Este último, de irregular gestión, construcción y entrega, sintetiza la cultura administrativa del pasado inmediato, y, en contraposición con éste nuevo, desnuda la corrupción administrativa del anterior gobierno y su desprecio por las necesidades urgentes de su pueblo.

En tal sentido, de la observación de uno y otro a la hora de su entrega a los beneficiarios surgen abismales distancias que enunciamos a continuación:

Las siete diferencias

1. Tramitación: la gestión y construcción de este barrio se realizó en un todo de acuerdo con las leyes vigentes y dentro de la esfera administrativa municipal, mientras que, para la construcción de aquel barrio, se creó una entidad fantasma a la cual se le transfirió el dinero para hacer uso y abuso del mismo sin los controles municipales.

2. Cantidad: en este caso se optó por hacer 150 unidades habitacionales, en lugar de solo 80, y en un espacio más accesible, a 200 metros de la Av.
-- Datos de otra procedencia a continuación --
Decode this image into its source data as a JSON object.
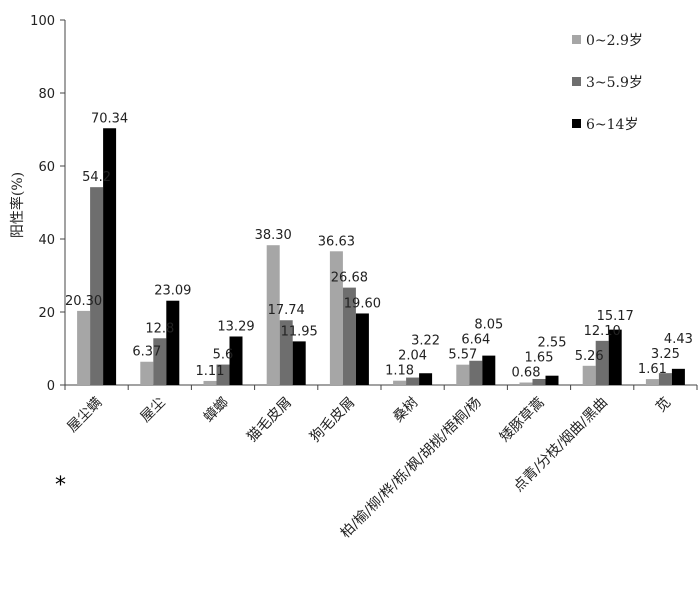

Perón, y no lejos de todo, en un terreno inaccesible, pensando en las necesidades de los beneficiarios y no en la conveniencia del negocio marginal.
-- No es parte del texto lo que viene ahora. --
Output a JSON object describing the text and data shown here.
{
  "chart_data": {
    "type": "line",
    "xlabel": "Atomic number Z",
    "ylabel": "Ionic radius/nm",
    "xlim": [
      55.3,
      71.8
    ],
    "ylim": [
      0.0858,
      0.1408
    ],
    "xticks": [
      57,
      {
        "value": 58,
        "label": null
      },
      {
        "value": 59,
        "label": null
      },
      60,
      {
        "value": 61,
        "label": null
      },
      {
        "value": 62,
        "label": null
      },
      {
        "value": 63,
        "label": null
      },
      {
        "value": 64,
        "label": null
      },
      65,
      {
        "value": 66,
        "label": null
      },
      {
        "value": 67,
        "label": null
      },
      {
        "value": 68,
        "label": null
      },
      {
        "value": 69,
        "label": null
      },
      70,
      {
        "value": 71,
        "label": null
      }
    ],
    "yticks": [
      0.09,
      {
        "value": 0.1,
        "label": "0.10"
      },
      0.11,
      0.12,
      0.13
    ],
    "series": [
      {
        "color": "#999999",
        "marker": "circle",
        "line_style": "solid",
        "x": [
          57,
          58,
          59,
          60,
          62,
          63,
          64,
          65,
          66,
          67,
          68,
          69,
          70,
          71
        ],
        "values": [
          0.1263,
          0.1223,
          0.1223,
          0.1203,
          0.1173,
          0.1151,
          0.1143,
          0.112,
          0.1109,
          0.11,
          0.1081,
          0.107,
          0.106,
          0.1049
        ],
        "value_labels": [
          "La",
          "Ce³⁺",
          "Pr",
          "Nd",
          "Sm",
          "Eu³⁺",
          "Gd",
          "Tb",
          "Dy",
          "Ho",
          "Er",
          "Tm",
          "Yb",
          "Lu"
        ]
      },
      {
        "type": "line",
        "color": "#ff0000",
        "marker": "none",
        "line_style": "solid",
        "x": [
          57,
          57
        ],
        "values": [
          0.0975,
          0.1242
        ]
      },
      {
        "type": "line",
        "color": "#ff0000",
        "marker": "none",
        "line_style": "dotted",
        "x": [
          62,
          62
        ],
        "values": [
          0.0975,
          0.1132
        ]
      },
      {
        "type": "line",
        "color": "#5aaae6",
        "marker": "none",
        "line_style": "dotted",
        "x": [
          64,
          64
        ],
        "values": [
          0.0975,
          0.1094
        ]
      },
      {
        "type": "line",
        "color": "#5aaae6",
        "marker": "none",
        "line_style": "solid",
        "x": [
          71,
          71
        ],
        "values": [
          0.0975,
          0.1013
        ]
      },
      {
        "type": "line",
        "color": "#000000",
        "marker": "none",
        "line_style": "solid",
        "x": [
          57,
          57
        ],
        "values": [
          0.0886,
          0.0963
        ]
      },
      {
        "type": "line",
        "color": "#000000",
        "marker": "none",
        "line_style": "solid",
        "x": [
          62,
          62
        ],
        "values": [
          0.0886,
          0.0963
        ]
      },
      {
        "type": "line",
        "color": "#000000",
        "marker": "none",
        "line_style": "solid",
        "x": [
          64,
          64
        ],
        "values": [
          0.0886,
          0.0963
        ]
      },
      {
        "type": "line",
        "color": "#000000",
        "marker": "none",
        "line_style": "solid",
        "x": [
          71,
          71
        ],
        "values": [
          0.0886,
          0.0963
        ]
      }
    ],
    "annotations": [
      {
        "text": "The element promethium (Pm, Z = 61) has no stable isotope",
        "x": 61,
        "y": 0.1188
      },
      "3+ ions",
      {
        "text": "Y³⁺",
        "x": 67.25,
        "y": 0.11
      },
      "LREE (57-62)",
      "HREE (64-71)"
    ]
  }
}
3. Calidad: la características cualitativas de las viviendas salta a la vista al observar los materiales y accesorios utilizados y colocados (pisos, aberturas, grifería, etc.), mientras que en las del 80 viviendas, een los pocos casos en que existían, eran de tercera calidad.

4. Terminación: a diferencia con aquel barrio, estas viviendas se entregan terminadas en su totalidad, tanto por dentro como por fuera, y equipadas con las prestaciones básicas, mientras que las del barrio 80 no estaban terminadas ni por dentro ni por fuera, faltándoles las cargas de los techos, algunas aberturas, cielorraso, etcétera.
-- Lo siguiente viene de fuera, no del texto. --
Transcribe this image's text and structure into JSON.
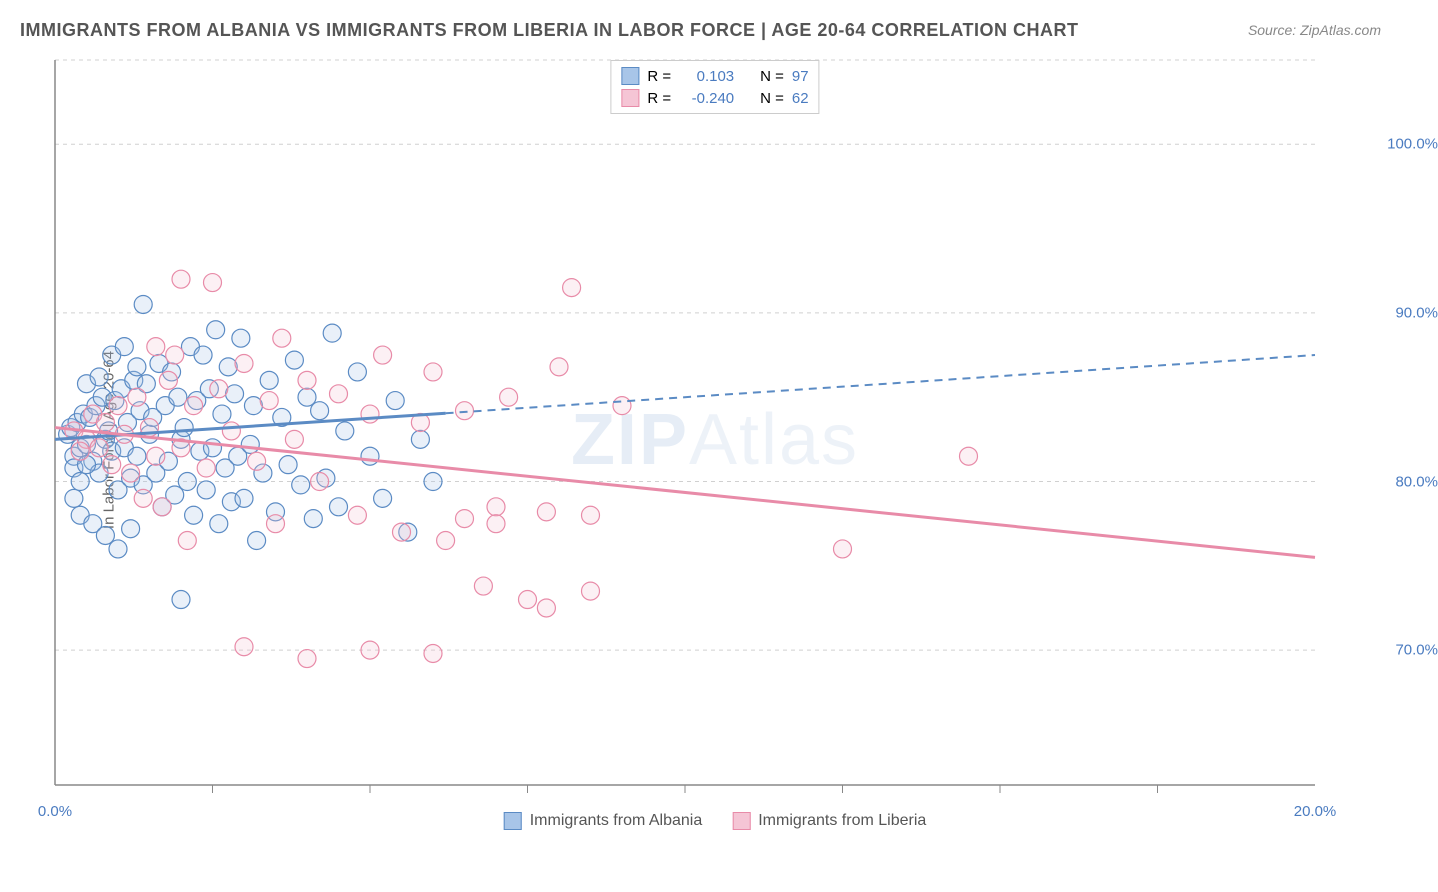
{
  "title": "IMMIGRANTS FROM ALBANIA VS IMMIGRANTS FROM LIBERIA IN LABOR FORCE | AGE 20-64 CORRELATION CHART",
  "source": "Source: ZipAtlas.com",
  "watermark_a": "ZIP",
  "watermark_b": "Atlas",
  "y_axis_label": "In Labor Force | Age 20-64",
  "chart": {
    "type": "scatter-with-regression",
    "xlim": [
      0,
      20
    ],
    "ylim": [
      62,
      105
    ],
    "xtick_positions": [
      0,
      20
    ],
    "xtick_labels": [
      "0.0%",
      "20.0%"
    ],
    "xtick_minor": [
      2.5,
      5,
      7.5,
      10,
      12.5,
      15,
      17.5
    ],
    "ytick_positions": [
      70,
      80,
      90,
      100
    ],
    "ytick_labels": [
      "70.0%",
      "80.0%",
      "90.0%",
      "100.0%"
    ],
    "background_color": "#ffffff",
    "gridline_color": "#d0d0d0",
    "axis_color": "#888888",
    "marker_radius": 9,
    "marker_stroke_width": 1.2,
    "marker_fill_opacity": 0.25,
    "series": [
      {
        "name": "Immigrants from Albania",
        "color_stroke": "#5b8bc4",
        "color_fill": "#a8c5e8",
        "R": "0.103",
        "N": "97",
        "regression": {
          "x0": 0,
          "y0": 82.5,
          "x1": 20,
          "y1": 87.5,
          "solid_until_x": 6.2
        },
        "points": [
          [
            0.2,
            82.8
          ],
          [
            0.3,
            81.5
          ],
          [
            0.25,
            83.2
          ],
          [
            0.4,
            82.0
          ],
          [
            0.35,
            83.5
          ],
          [
            0.3,
            80.8
          ],
          [
            0.5,
            82.2
          ],
          [
            0.45,
            84.0
          ],
          [
            0.6,
            81.2
          ],
          [
            0.55,
            83.8
          ],
          [
            0.7,
            80.5
          ],
          [
            0.65,
            84.5
          ],
          [
            0.8,
            82.5
          ],
          [
            0.75,
            85.0
          ],
          [
            0.9,
            81.8
          ],
          [
            0.85,
            83.0
          ],
          [
            1.0,
            79.5
          ],
          [
            0.95,
            84.8
          ],
          [
            1.1,
            82.0
          ],
          [
            1.05,
            85.5
          ],
          [
            1.2,
            80.2
          ],
          [
            1.15,
            83.5
          ],
          [
            1.3,
            81.5
          ],
          [
            1.25,
            86.0
          ],
          [
            1.4,
            79.8
          ],
          [
            1.35,
            84.2
          ],
          [
            1.5,
            82.8
          ],
          [
            1.45,
            85.8
          ],
          [
            1.6,
            80.5
          ],
          [
            1.55,
            83.8
          ],
          [
            1.7,
            78.5
          ],
          [
            1.65,
            87.0
          ],
          [
            1.8,
            81.2
          ],
          [
            1.75,
            84.5
          ],
          [
            1.9,
            79.2
          ],
          [
            1.85,
            86.5
          ],
          [
            2.0,
            82.5
          ],
          [
            1.95,
            85.0
          ],
          [
            2.1,
            80.0
          ],
          [
            2.05,
            83.2
          ],
          [
            2.2,
            78.0
          ],
          [
            2.15,
            88.0
          ],
          [
            2.3,
            81.8
          ],
          [
            2.25,
            84.8
          ],
          [
            2.4,
            79.5
          ],
          [
            2.35,
            87.5
          ],
          [
            2.5,
            82.0
          ],
          [
            2.45,
            85.5
          ],
          [
            2.6,
            77.5
          ],
          [
            2.55,
            89.0
          ],
          [
            2.7,
            80.8
          ],
          [
            2.65,
            84.0
          ],
          [
            2.8,
            78.8
          ],
          [
            2.75,
            86.8
          ],
          [
            2.9,
            81.5
          ],
          [
            2.85,
            85.2
          ],
          [
            3.0,
            79.0
          ],
          [
            2.95,
            88.5
          ],
          [
            3.1,
            82.2
          ],
          [
            3.15,
            84.5
          ],
          [
            3.2,
            76.5
          ],
          [
            1.4,
            90.5
          ],
          [
            3.3,
            80.5
          ],
          [
            3.4,
            86.0
          ],
          [
            3.5,
            78.2
          ],
          [
            3.6,
            83.8
          ],
          [
            3.7,
            81.0
          ],
          [
            3.8,
            87.2
          ],
          [
            3.9,
            79.8
          ],
          [
            4.0,
            85.0
          ],
          [
            4.1,
            77.8
          ],
          [
            4.2,
            84.2
          ],
          [
            4.3,
            80.2
          ],
          [
            4.4,
            88.8
          ],
          [
            4.5,
            78.5
          ],
          [
            4.6,
            83.0
          ],
          [
            4.8,
            86.5
          ],
          [
            5.0,
            81.5
          ],
          [
            5.2,
            79.0
          ],
          [
            5.4,
            84.8
          ],
          [
            5.6,
            77.0
          ],
          [
            5.8,
            82.5
          ],
          [
            6.0,
            80.0
          ],
          [
            0.4,
            78.0
          ],
          [
            0.6,
            77.5
          ],
          [
            0.8,
            76.8
          ],
          [
            1.0,
            76.0
          ],
          [
            1.2,
            77.2
          ],
          [
            0.5,
            85.8
          ],
          [
            0.7,
            86.2
          ],
          [
            0.9,
            87.5
          ],
          [
            1.1,
            88.0
          ],
          [
            1.3,
            86.8
          ],
          [
            2.0,
            73.0
          ],
          [
            0.3,
            79.0
          ],
          [
            0.4,
            80.0
          ],
          [
            0.5,
            81.0
          ]
        ]
      },
      {
        "name": "Immigrants from Liberia",
        "color_stroke": "#e88ba8",
        "color_fill": "#f5c5d5",
        "R": "-0.240",
        "N": "62",
        "regression": {
          "x0": 0,
          "y0": 83.2,
          "x1": 20,
          "y1": 75.5,
          "solid_until_x": 20
        },
        "points": [
          [
            0.3,
            83.0
          ],
          [
            0.5,
            82.5
          ],
          [
            0.4,
            81.8
          ],
          [
            0.6,
            84.0
          ],
          [
            0.7,
            82.0
          ],
          [
            0.8,
            83.5
          ],
          [
            0.9,
            81.0
          ],
          [
            1.0,
            84.5
          ],
          [
            1.1,
            82.8
          ],
          [
            1.2,
            80.5
          ],
          [
            1.3,
            85.0
          ],
          [
            1.5,
            83.2
          ],
          [
            1.6,
            81.5
          ],
          [
            1.8,
            86.0
          ],
          [
            2.0,
            82.0
          ],
          [
            2.2,
            84.5
          ],
          [
            2.4,
            80.8
          ],
          [
            2.5,
            91.8
          ],
          [
            2.6,
            85.5
          ],
          [
            2.8,
            83.0
          ],
          [
            3.0,
            87.0
          ],
          [
            3.2,
            81.2
          ],
          [
            3.4,
            84.8
          ],
          [
            3.5,
            77.5
          ],
          [
            3.6,
            88.5
          ],
          [
            3.8,
            82.5
          ],
          [
            4.0,
            86.0
          ],
          [
            4.2,
            80.0
          ],
          [
            4.5,
            85.2
          ],
          [
            4.8,
            78.0
          ],
          [
            5.0,
            84.0
          ],
          [
            5.2,
            87.5
          ],
          [
            5.5,
            77.0
          ],
          [
            5.8,
            83.5
          ],
          [
            6.0,
            86.5
          ],
          [
            6.2,
            76.5
          ],
          [
            6.5,
            84.2
          ],
          [
            6.8,
            73.8
          ],
          [
            7.0,
            78.5
          ],
          [
            7.2,
            85.0
          ],
          [
            7.5,
            73.0
          ],
          [
            7.8,
            78.2
          ],
          [
            8.0,
            86.8
          ],
          [
            8.2,
            91.5
          ],
          [
            8.5,
            78.0
          ],
          [
            5.0,
            70.0
          ],
          [
            3.0,
            70.2
          ],
          [
            2.0,
            92.0
          ],
          [
            4.0,
            69.5
          ],
          [
            6.0,
            69.8
          ],
          [
            6.5,
            77.8
          ],
          [
            7.0,
            77.5
          ],
          [
            7.8,
            72.5
          ],
          [
            8.5,
            73.5
          ],
          [
            9.0,
            84.5
          ],
          [
            12.5,
            76.0
          ],
          [
            14.5,
            81.5
          ],
          [
            1.4,
            79.0
          ],
          [
            1.7,
            78.5
          ],
          [
            2.1,
            76.5
          ],
          [
            1.9,
            87.5
          ],
          [
            1.6,
            88.0
          ]
        ]
      }
    ],
    "legend_top": {
      "r_label": "R =",
      "n_label": "N ="
    },
    "bottom_legend": [
      "Immigrants from Albania",
      "Immigrants from Liberia"
    ]
  }
}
5. Servicios: cada unidad habitacional del 150 viviendas cuenta con las instalaciones de agua corriente, cloacas, energía electrica y gas, cuando aquellas del 80 no contaban con ninguno de estos servicios.

6. Titularidad: los beneficiarios de estas viviendas contarán con los títulos correspondientes, mientras que los beneficiarios de las 80 viviendas, aún después de 4 años, seguían en irregularidad, razón por la cual la Municipalidad está haciendo las gestiones ante Nación para poder regularizarles su situación nominal.

7. Legalidad: la gestión, construcción y entrega de estas 150 viviendas no da lugar a demanda alguna por irregularidades, lo cual garantiza y legitima tanto a la obra como a los beneficiarios, mientras que las 80 viviendas adolecen denuncias judiciales y otras que no llegaron a la Justicia, mientras que hasta tanto sus ocupantes no tengan la titularidad, no estarán tranquilos.

Estas siete diferencias exponen la diferencia entre políticas públicas en beneficio del pueblo y aprovechar la política en provecho propio. En este caso, prueba de ésta política habitacional son la posibilidad de ampliar éste barrio con 130 viviendas más, el acompañamiento al Sindicato de la Carne para la construcción de 100 viviendas y opción a 100 más, las gestiones por reactivar las otras 48 viviendas del barrio ATE, y las casi 30 casas concretadas con el Tené Tu Casa.

Lamentablemente, la impunidad política protege de la Justicia a quienes pergeñaron y ejecutaron la gran estafa del barrio 80 viviendas, estafa económica contra el Estado, y estafa emocional contra los beneficiarios.